İzinler, Rahatlamalar
Bazı ülkeler ve toplumlar artan aşılama oranı ve yükü azalan hastaneler sayesinde önceden gündemde olan bir takım yasakları gevşetme şansı yakaladı.
- İngiltere‘de ülkeye giriş çıkış sürecini doğrudan etkileyen ve Türkiye’nin de bir süre içinde bulunduğu Kırmızı Liste’de bugün itibarıyla hiç ülke kalmadı. Fakat yetkililer, değişen koşullar doğrultusunda yeniden listenin güncellenebileceğini hatırlatıyor. İngiltere, her ne kadar Covid-19 konusunda son bir kaç aydır daha rahat bir tutum izlese de ülkede tespit edilen vakaların artış eğiliminde olduğu belirtiliyor.
- Sydney‘in de içinde bulunduğu Avustralya‘nın New South Wales eyaleti, iki doz aşı olanlar için bir çok kısıtlamayı kaldırdı. Ülkeye giriş çıkışların ise artık daha rahat olacağı düşünülüyor.
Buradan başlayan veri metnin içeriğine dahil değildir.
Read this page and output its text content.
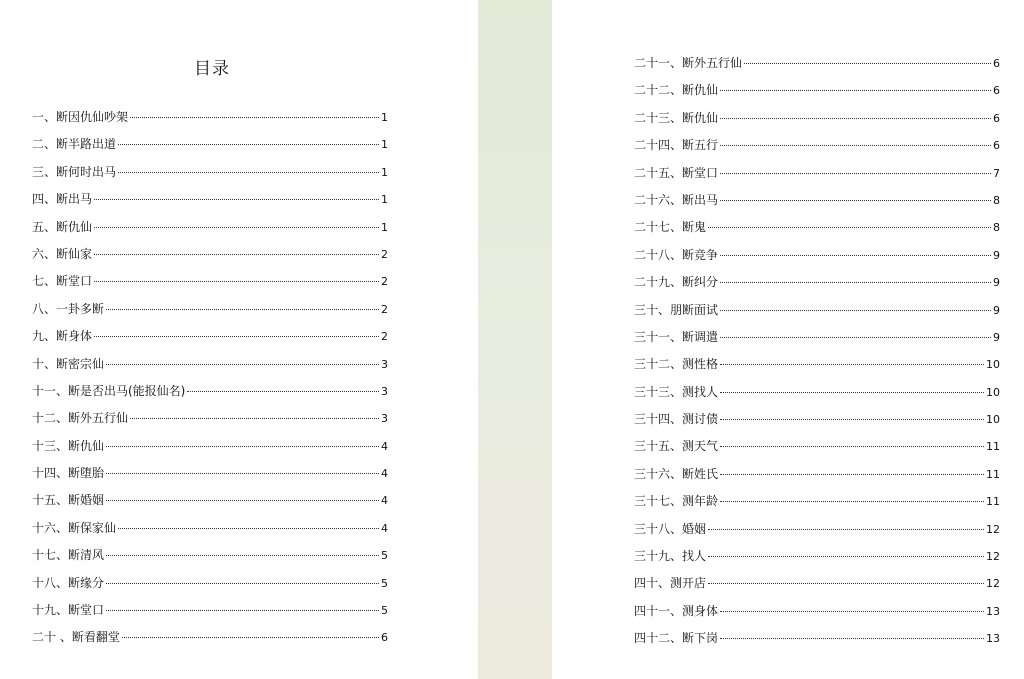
目录
一、断因仇仙吵架	1
二、断半路出道	1
三、断何时出马	1
四、断出马	1
五、断仇仙	1
六、断仙家	2
七、断堂口	2
八、一卦多断	2
九、断身体	2
十、断密宗仙	3
十一、断是否出马(能报仙名)	3
十二、断外五行仙	3
十三、断仇仙	4
十四、断堕胎	4
十五、断婚姻	4
十六、断保家仙	4
十七、断清风	5
十八、断缘分	5
十九、断堂口	5
二十 、断看翻堂	6
二十一、断外五行仙	6
二十二、断仇仙	6
二十三、断仇仙	6
二十四、断五行	6
二十五、断堂口	7
二十六、断出马	8
二十七、断鬼	8
二十八、断竞争	9
二十九、断纠分	9
三十、朋断面试	9
三十一、断调遣	9
三十二、测性格	10
三十三、测找人	10
三十四、测讨债	10
三十五、测天气	11
三十六、断姓氏	11
三十七、测年龄	11
三十八、婚姻	12
三十九、找人	12
四十、测开店	12
四十一、测身体	13
四十二、断下岗	13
Avustralya, sıkı önlemleriyle gündeme geliyordu.
“Bir Vaka” Önlemleri
Fakat geçtiğimiz haftalar çoğu ülkede kısıtlamaların azalmasından ziyade artmasına sahne oldu.
- 19 ay itibarıyla bu bulaşıcı virüsün dünyanın tüm toplumlarına yayıldığını düşünmek çok da mantıksız olmazdı. Fakat, Yeni Zelanda’nın komşu ülkelerinden Tonga -geçtiğimiz haftaya kadar- bu şekilde düşünenlerin yanılmasına sebep olmakta kararlıydı. Yeni Zelandalı bir turistin adayı ziyaretiyle beraber oldukça sıkı denetimler uygulayan ada ülkesi Tonga’da 2021’in ekim ayında ilk Covid-19 vakası saptandı. Bu vaka ile beraber Tonga’lı yetkililer haftaya ciddi kısıtlamaların gündeme gelebileceğini belirtti.
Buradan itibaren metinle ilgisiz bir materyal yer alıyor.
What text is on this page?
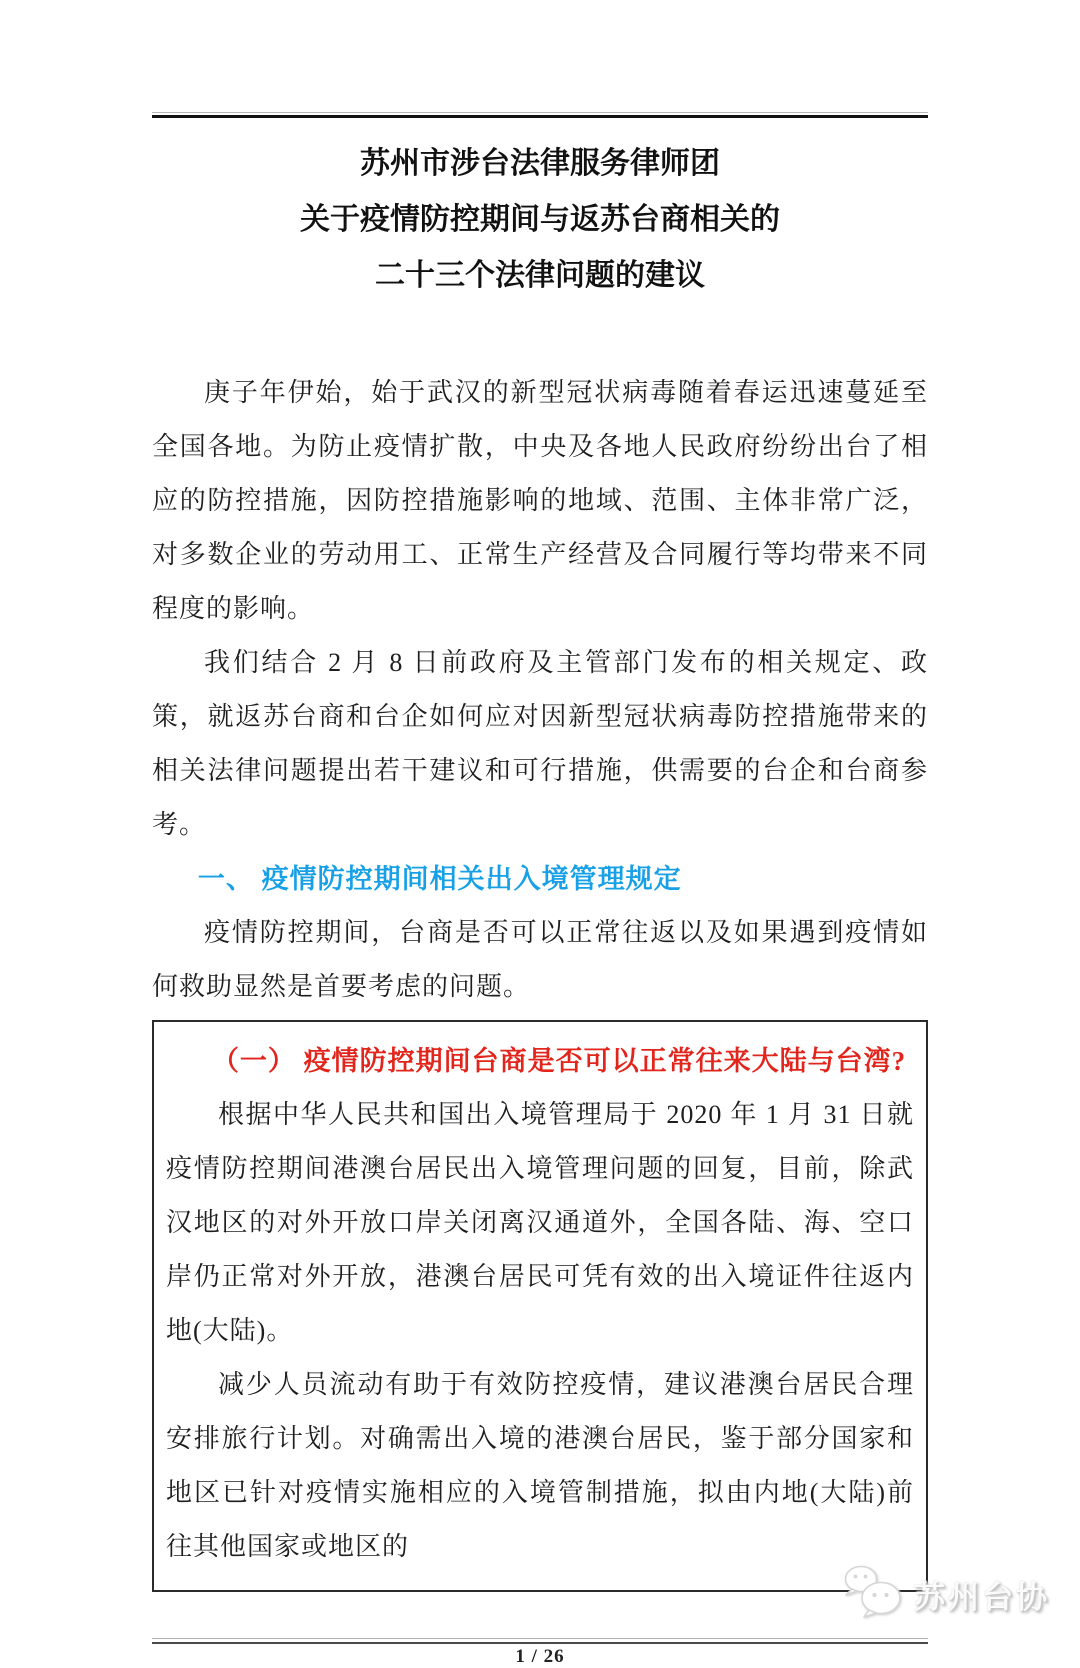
苏州市涉台法律服务律师团
关于疫情防控期间与返苏台商相关的
二十三个法律问题的建议

庚子年伊始，始于武汉的新型冠状病毒随着春运迅速蔓延至全国各地。为防止疫情扩散，中央及各地人民政府纷纷出台了相应的防控措施，因防控措施影响的地域、范围、主体非常广泛，对多数企业的劳动用工、正常生产经营及合同履行等均带来不同程度的影响。

我们结合 2 月 8 日前政府及主管部门发布的相关规定、政策，就返苏台商和台企如何应对因新型冠状病毒防控措施带来的相关法律问题提出若干建议和可行措施，供需要的台企和台商参考。

一、 疫情防控期间相关出入境管理规定

疫情防控期间，台商是否可以正常往返以及如果遇到疫情如何救助显然是首要考虑的问题。

（一） 疫情防控期间台商是否可以正常往来大陆与台湾?

根据中华人民共和国出入境管理局于 2020 年 1 月 31 日就疫情防控期间港澳台居民出入境管理问题的回复，目前，除武汉地区的对外开放口岸关闭离汉通道外，全国各陆、海、空口岸仍正常对外开放，港澳台居民可凭有效的出入境证件往返内地(大陆)。

减少人员流动有助于有效防控疫情，建议港澳台居民合理安排旅行计划。对确需出入境的港澳台居民，鉴于部分国家和地区已针对疫情实施相应的入境管制措施，拟由内地(大陆)前往其他国家或地区的

1 / 26
苏州台协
- Şangay’da bulunan Disneyland ise yine bir vaka yüzünden uluslararası gündemin konusu oldu. Bir ziyaretçinin Covid-19 testinin pozitif çıkması sebebiyle parkta bulunan 34.000 ziyaretçi saatlerce Covid-19 testine tabi tutuldu. Tüm sonuçların negatif olduğunu belirten Çin’li yetkililer, ülkede giderek artan Covid-19 vakalarının tespit edilmesi için ellerinden geleni yapacaklarını da belirtti.
Kuzeyin Soğuğu
Rusya ve bölgedeki bir takım ülkeler ise kısıtlamalar, testler ile atlatılması pek de mümkün olmayan bir takım zorlayıcı süreçlerden geçiyor.
- Rusya, Covid-19 konusunda tarihinin en kötü dönemini yaşıyor. 4. Dalga olarak anılan bu dalga ile beraber Rusya, daha önce görmediği seviyelerde vaka sayıları ve ölüm oranları ile baş başa. 19 Ekim’den beri günde 1000 ölüm ile sarsılan Rusya’da ilk izlenimler Putin yönetiminin bu süreci isabetli yönetemediği yönünde. Ekonomik sıkıntılar ve işsizlik ile baş eden Rusya’da geçtiğimiz hafta gerçekleştirilen anketlere göre halkın yarısı Covid-19 salgınından korkmuyor. Yine halkın yarısı salgınla mücadelede ön safta olan mesleklere aşı zorunluluğu/imkânı getirilmesinden yana fakat kendileri aşı konusunda çekimser. Uzmanlar, Rusya’nın bu düzlükten sert önlemler olmadan çıkmasının zor olduğu görüşünde.
- Ukrayna da benzer bir süreçten geçiyor. Covid-19 vakalarının giderek arttığı ülkede hükûmet geçtiğimiz hafta başkent Kiev’e özel bir takım kısıtlamalar getirdi. Avrupa’nın birçok kentinde ve ülkemizde de uygulanan bu kısıtlamalara göre halk artık bazı mekânlara aşı kartlarını veya yakın tarihte aldıkları negatif sonuçlu testi göstermeden giremeyecek. Bu mekânlar arasında restoranlar, eğlence merkezleri ve AVM’ler bulunuyor.